HALBAR, SerambiTimur– Seorang honorer di Komisi Pemilihan Umum (KPU) Halmahera Barat, berinisial AL alias Arman, resmi ditetapkan sebagai tersangka kasus penganiayaan terhadap sopir Penjabat (Pj) Sekretaris Daerah (Sekda) Halbar, Apolonaris Bessy.
Penganiayaan terjadi saat aksi pemalangan Kantor Dinas Perindustrian, Perdagangan, Koperasi (Disperindagkop) Halbar oleh anggota DPRD setempat, sebagai bentuk protes atas insiden pemukulan terhadap warga Gufasa, Hardi Jafar, oleh Kepala Disperindagkop, Demisius O. Boky, pada Rabu, 8 Januari 2025.

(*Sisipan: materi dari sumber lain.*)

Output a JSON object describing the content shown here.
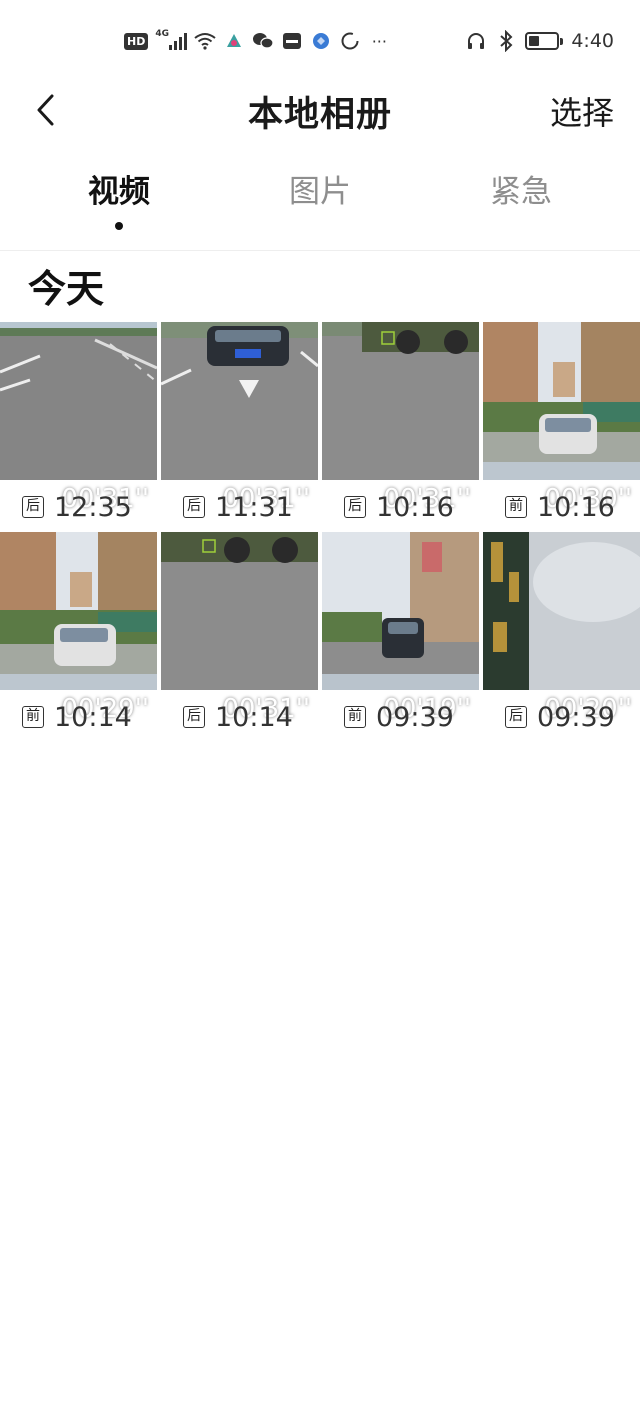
{
  "status_bar": {
    "hd_badge": "HD",
    "network": "4G",
    "time": "4:40",
    "battery_level": 0.4,
    "icons": [
      "hd-icon",
      "signal-icon",
      "wifi-icon",
      "app-icon",
      "wechat-icon",
      "huawei-icon",
      "browser-icon",
      "circle-icon",
      "more-dots-icon",
      "headphones-icon",
      "bluetooth-icon",
      "battery-icon"
    ],
    "more": "···"
  },
  "nav": {
    "title": "本地相册",
    "select_label": "选择"
  },
  "tabs": [
    {
      "label": "视频",
      "active": true
    },
    {
      "label": "图片",
      "active": false
    },
    {
      "label": "紧急",
      "active": false
    }
  ],
  "section": {
    "title": "今天"
  },
  "clips": [
    {
      "duration": "00'31''",
      "camera": "后",
      "time": "12:35",
      "scene": "road-wide"
    },
    {
      "duration": "00'31''",
      "camera": "后",
      "time": "11:31",
      "scene": "road-car-rear"
    },
    {
      "duration": "00'31''",
      "camera": "后",
      "time": "10:16",
      "scene": "road-truck"
    },
    {
      "duration": "00'30''",
      "camera": "前",
      "time": "10:16",
      "scene": "street-buildings-car"
    },
    {
      "duration": "00'29''",
      "camera": "前",
      "time": "10:14",
      "scene": "street-buildings-car"
    },
    {
      "duration": "00'31''",
      "camera": "后",
      "time": "10:14",
      "scene": "road-truck"
    },
    {
      "duration": "00'19''",
      "camera": "前",
      "time": "09:39",
      "scene": "street-shops-car"
    },
    {
      "duration": "00'20''",
      "camera": "后",
      "time": "09:39",
      "scene": "building-sky"
    }
  ]
}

Kasat Reskrim Polres Halmahera Barat, AKP Bakry Syahruddin, menyatakan AL telah ditetapkan sebagai tersangka sejak 3 Februari 2025. “Ia dijerat Pasal 351 ayat (1) KUHP tentang penganiayaan, dengan ancaman hukuman maksimal dua tahun delapan bulan penjara atau denda Rp4.500,” ujar Bakry, Jumat (14/2).
Ia menambahkan, sudah ada dua saksi yang diperiksa dalam kasus ini. Berkas perkara juga telah diserahkan ke Kejaksaan Negeri Halmahera Barat untuk proses hukum lebih lanjut. (*).